II.  -  Le code de la santé publique est ainsi modifié :

1° Après l'article L. 4111-2, est inséré un article L. 4111-2-1 ainsi rédigé :

« Art. L. 4111-2-1.  -  Par dérogation aux dispositions de l'article L. 4111-1, l'autorité compétente peut, après avis d'une commission comprenant notamment des professionnels de santé, délivrer une attestation permettant un exercice provisoire dans un établissement public ou privé à but non lucratif de santé, social ou médico-social à des ressortissants d'un État autre que ceux membres de l'Union européenne ou parties à l'accord sur l'Espace économique européen, titulaires d'un titre de formation délivré par un État tiers et permettant l'exercice de l'une des professions visées à l'article L. 4111-1 dans le pays d'obtention de ce diplôme, qui exercent cette profession, établissent leur expérience professionnelle par tout moyen et disposent d'un niveau de connaissance de la langue française suffisant pour exercer leur activité en France. Ces professionnels s'engagent également à passer les épreuves de vérification des connaissances mentionnées à l'article L. 4111-2.

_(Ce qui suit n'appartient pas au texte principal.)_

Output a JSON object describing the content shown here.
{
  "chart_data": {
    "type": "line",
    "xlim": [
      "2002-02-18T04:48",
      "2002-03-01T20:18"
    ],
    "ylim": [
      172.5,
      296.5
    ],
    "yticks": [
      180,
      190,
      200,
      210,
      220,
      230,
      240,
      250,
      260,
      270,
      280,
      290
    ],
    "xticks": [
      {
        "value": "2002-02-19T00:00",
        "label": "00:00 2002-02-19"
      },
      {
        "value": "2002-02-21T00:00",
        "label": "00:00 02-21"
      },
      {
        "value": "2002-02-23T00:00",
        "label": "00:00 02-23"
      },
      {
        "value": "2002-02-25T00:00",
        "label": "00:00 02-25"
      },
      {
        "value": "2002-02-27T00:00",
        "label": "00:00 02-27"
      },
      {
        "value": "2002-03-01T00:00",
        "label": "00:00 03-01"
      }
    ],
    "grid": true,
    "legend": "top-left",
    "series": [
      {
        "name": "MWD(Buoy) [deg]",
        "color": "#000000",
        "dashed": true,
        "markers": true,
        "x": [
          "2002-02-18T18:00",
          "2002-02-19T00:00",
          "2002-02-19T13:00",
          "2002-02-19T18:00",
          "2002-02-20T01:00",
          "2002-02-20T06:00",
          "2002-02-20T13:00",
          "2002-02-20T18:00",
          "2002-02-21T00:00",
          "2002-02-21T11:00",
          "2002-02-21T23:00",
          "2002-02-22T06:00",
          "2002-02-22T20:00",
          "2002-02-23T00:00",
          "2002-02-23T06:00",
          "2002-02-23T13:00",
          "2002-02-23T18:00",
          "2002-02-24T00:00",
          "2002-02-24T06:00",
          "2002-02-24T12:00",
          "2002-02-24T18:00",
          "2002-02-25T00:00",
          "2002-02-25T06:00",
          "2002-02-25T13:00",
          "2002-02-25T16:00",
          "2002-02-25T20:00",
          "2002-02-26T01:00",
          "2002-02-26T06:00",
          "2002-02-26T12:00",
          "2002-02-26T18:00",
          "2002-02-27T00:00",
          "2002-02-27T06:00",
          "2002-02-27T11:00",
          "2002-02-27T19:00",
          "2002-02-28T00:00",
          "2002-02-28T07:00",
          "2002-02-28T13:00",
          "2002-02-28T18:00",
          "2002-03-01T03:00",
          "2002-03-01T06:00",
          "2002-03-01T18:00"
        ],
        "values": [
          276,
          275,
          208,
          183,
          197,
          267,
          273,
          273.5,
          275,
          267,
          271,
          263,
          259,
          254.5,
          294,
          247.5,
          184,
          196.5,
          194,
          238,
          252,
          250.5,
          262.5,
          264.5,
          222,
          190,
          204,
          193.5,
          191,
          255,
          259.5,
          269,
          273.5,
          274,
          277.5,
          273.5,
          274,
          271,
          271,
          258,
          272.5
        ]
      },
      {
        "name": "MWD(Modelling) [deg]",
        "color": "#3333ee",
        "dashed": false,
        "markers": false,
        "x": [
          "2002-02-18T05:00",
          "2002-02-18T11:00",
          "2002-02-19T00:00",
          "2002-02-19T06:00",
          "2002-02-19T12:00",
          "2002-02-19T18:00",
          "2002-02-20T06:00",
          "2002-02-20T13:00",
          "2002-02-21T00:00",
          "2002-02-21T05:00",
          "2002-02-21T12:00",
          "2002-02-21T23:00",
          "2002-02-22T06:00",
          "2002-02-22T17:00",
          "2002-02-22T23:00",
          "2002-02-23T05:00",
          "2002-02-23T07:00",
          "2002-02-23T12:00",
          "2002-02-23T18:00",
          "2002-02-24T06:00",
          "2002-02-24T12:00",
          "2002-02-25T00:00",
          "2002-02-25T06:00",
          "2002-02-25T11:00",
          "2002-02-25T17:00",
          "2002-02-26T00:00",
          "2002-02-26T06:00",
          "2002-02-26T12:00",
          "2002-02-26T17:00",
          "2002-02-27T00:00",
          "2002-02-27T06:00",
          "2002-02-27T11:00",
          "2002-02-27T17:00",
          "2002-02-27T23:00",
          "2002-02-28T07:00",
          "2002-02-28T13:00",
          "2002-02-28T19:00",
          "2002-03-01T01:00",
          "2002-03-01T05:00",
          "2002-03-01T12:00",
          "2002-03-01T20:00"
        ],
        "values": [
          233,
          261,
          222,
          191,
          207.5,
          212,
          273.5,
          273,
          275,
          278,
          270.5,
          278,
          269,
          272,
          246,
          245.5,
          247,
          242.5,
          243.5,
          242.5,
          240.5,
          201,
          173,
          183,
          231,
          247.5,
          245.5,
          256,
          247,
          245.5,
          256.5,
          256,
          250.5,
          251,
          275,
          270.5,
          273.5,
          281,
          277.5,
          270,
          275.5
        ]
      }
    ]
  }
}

« La durée de validité de cette attestation ne peut excéder treize mois, renouvelable une fois.

« Un décret en Conseil d'État définit les conditions d'application du présent article, notamment :

« a) Les délais, conditions, composition et modalités de dépôt des dossiers de demande d'attestation ;

« b) La composition et le fonctionnement de la commission mentionnée au premier alinéa ;

« c) Les établissements de santé, sociaux ou médico-sociaux au sein desquels ces professionnels peuvent exercer ;

« d) Les modalités de mise en oeuvre, de suivi et de nouvellement de ces attestions. » ;

2° Après l'article L. 4221-12, est inséré un article L. 4221-12-1 ainsi rédigé :

« Art. L. 4221-12-1.  -  Par dérogation aux dispositions de l'article L. 4221-1, l'autorité compétente peut, après avis d'une commission comprenant notamment des professionnels de santé, délivrer une attestation permettant un exercice provisoire dans un établissement public ou privé à but non lucratif de santé, social ou médico-social à des ressortissants d'un État autre que ceux membres de l'Union européenne ou parties à l'accord sur l'Espace économique européen, titulaires d'un titre de formation délivré par un État tiers et permettant l'exercice de la profession visée à l'article L. 4221-1 dans le pays d'obtention de ce diplôme, qui exercent cette profession, établissent leur expérience professionnelle par tout moyen et disposent d'un niveau de connaissance de la langue française suffisant pour exercer leur activité en France. Ces professionnels s'engagent également à passer les épreuves de vérification des connaissances mentionnées à l'article L. 4221-12.

« La durée de validité de cette attestation ne peut excéder treize mois, renouvelable une fois.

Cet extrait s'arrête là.